Da kein Arbeitsverhältnis, sondern ein öffentlich-rechtliches Dienst- und Treueverhältnis besteht, sind auch die Vorschriften des Mutterschutzgesetzes nicht auf diese Berufsgruppe anwendbar. § 86 LBG NRW sagt aus, dass die Punkte Beschäftigungsverbote und Stillzeiten, die Zahlung von Besoldung, Arbeitserleichterungen, Entlassungsverbote, die Unterrichtungspflicht der Beamtin gegenüber dem Dienstherrn und die Kostenübernahme für ärztliche Zeugnisse durch den Dienstherren durch die Landesregierung in einer gesonderten Verordnung geregelt werden. Maßgeblich ist die so genannte Mutterschutzverordnung, die in ihrem Inhalt und den maßgeblichen Mutterschutz- und Entbindungsfristen dem Mutterschutzgesetz gleich kommt. Deswegen kann auf das unter diesem Punkt Gesagte verwiesen werden.
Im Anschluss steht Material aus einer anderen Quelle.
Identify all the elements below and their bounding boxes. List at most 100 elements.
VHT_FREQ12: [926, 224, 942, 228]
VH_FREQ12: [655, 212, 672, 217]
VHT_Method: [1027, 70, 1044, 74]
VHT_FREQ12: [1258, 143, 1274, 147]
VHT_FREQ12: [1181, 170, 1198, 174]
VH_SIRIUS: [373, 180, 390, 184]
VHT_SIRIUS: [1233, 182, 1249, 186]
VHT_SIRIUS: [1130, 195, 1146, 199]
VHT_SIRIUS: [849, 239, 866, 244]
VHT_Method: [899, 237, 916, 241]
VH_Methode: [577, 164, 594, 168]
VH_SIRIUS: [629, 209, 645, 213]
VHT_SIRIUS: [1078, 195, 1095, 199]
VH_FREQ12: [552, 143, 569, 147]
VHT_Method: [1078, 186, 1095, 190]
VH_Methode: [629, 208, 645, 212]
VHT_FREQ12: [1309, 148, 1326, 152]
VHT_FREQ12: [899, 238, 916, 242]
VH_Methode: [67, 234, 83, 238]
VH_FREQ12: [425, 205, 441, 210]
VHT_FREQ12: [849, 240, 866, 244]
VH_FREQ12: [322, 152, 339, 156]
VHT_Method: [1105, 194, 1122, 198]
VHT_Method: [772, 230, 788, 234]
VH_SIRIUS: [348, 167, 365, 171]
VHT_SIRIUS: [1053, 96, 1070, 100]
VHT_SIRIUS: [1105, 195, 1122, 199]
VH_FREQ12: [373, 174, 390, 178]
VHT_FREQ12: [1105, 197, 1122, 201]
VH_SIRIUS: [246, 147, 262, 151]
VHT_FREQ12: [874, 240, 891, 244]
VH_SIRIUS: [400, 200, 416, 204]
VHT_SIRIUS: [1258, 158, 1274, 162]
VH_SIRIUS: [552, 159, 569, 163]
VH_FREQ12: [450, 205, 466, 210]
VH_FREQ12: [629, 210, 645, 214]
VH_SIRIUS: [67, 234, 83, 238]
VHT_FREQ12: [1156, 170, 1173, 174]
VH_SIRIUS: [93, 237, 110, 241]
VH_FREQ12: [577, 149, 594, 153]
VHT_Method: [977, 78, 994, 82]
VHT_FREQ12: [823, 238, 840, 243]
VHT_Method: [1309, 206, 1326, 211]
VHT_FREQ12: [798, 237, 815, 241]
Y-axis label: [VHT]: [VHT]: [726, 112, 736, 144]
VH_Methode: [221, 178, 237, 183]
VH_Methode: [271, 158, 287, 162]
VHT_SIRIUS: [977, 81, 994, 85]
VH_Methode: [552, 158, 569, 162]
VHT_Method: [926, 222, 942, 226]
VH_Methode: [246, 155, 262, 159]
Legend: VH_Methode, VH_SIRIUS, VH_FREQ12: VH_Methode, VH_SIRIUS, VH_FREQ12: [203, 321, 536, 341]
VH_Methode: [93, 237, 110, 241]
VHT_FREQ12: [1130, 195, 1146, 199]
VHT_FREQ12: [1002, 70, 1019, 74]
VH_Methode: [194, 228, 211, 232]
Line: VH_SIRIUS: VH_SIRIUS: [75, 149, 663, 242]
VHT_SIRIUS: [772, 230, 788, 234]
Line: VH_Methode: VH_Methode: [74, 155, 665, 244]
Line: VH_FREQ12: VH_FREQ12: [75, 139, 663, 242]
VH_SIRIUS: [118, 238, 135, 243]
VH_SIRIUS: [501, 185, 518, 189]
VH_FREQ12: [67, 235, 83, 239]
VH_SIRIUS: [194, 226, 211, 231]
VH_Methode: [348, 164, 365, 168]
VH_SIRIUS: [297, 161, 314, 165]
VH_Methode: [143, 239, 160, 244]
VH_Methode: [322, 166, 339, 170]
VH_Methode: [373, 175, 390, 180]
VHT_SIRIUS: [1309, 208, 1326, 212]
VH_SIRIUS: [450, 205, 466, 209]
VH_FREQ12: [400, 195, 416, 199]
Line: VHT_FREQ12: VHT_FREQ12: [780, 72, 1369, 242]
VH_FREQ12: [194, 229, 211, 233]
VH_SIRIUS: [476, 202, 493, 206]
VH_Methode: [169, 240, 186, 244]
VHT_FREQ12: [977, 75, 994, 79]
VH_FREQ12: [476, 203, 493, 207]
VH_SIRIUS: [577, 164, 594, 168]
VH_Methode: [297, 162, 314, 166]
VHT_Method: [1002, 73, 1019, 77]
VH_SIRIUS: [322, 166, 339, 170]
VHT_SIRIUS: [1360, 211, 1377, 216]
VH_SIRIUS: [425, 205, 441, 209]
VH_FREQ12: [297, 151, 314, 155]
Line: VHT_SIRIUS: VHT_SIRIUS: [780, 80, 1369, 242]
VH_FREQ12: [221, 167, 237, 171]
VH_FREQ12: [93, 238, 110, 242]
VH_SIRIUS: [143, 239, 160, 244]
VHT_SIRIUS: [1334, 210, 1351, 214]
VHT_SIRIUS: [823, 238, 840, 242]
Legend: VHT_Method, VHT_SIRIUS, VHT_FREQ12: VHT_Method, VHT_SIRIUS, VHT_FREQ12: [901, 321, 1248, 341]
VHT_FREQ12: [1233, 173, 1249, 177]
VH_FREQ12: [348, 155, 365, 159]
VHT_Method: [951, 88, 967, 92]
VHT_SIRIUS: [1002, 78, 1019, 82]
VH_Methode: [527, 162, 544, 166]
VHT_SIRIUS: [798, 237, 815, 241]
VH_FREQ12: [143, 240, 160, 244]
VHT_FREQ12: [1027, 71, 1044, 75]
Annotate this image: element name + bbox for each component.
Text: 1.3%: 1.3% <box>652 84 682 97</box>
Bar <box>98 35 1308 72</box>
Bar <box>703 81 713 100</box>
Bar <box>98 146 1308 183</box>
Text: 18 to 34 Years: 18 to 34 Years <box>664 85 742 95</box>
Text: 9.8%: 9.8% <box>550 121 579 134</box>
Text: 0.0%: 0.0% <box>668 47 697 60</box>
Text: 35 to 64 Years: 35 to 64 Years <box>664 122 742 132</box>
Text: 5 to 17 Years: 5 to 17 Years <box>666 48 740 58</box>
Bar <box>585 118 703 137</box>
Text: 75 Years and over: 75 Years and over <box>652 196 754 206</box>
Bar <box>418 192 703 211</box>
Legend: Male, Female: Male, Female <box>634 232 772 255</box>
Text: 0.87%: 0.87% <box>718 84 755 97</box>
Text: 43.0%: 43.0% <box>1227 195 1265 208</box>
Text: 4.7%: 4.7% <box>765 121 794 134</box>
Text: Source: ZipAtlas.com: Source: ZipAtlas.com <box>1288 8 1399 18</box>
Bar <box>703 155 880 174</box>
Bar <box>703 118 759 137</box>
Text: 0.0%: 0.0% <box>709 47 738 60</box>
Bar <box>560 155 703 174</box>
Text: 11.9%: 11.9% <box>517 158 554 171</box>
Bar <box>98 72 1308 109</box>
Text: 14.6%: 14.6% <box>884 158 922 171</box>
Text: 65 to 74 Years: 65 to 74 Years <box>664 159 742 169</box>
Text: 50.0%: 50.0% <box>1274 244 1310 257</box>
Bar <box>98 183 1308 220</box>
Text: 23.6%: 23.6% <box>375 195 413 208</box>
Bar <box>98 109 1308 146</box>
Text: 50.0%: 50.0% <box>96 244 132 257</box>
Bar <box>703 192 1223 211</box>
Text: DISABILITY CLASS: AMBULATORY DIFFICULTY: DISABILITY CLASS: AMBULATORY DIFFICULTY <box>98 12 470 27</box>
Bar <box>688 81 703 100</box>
Auch bezüglich der Elternzeit und Teilzeitbeschäftigung sieht das LBG NRW Besonderheiten vor. Betreut gem. § 85 a LBG NRW ein Beamter mindestens ein Kind unter 18 Jahren, so ist ihm eine Teilzeitbeschäftigung bis zu einer Dauer von fünf Jahren mit der Möglichkeit der Verlängerung in der Weise zu bewilligen, dass die Arbeitszeit bis auf die Hälfte der regelmäßigen Arbeitszeit ermäßigt wird oder ein Urlaub ohne Dienstbezüge bis zu einer Dauer von drei Jahren mit der Möglichkeit der Verlängerung zu gewähren. Allerdings darf dieser Urlaub die Dauer von 12 Jahren nicht überschreiten. Bei Beamten  im Hochschuldienst gilt die Besonderheit, dass der Urlaub bis zum Ende eines Semesters ausgedehnt werden kann.

Während des Urlaubs behält man seinen Anspruch auf Leistungen der Krankenfürsorge in Anwendung der Beihilferegelungen für Beamte mit Dienstbezügen. Eine Ausnahme besteht nur für diejenigen, die selbst berücksichtigungsfähige Angehörige eines Beihilfeberechtigten sind. Möchte man eine bereits bewilligte Teilzeitbeschäftigung oder einen Urlaub verlängern, so muss dies spätestens sechs Monate vor Ablauf der bereits erteilten Bewilligung beantragt werden.

Zu beachten ist außerdem, ob es so genannte Allgemeine Dienst- und Geschäftsanweisungen bzw. Dienstvereinbarungen gibt. Diese enthalten oft noch zusätzliche positive Regelungen in Bezug auf die Vereinbarkeit von Familie und Beruf.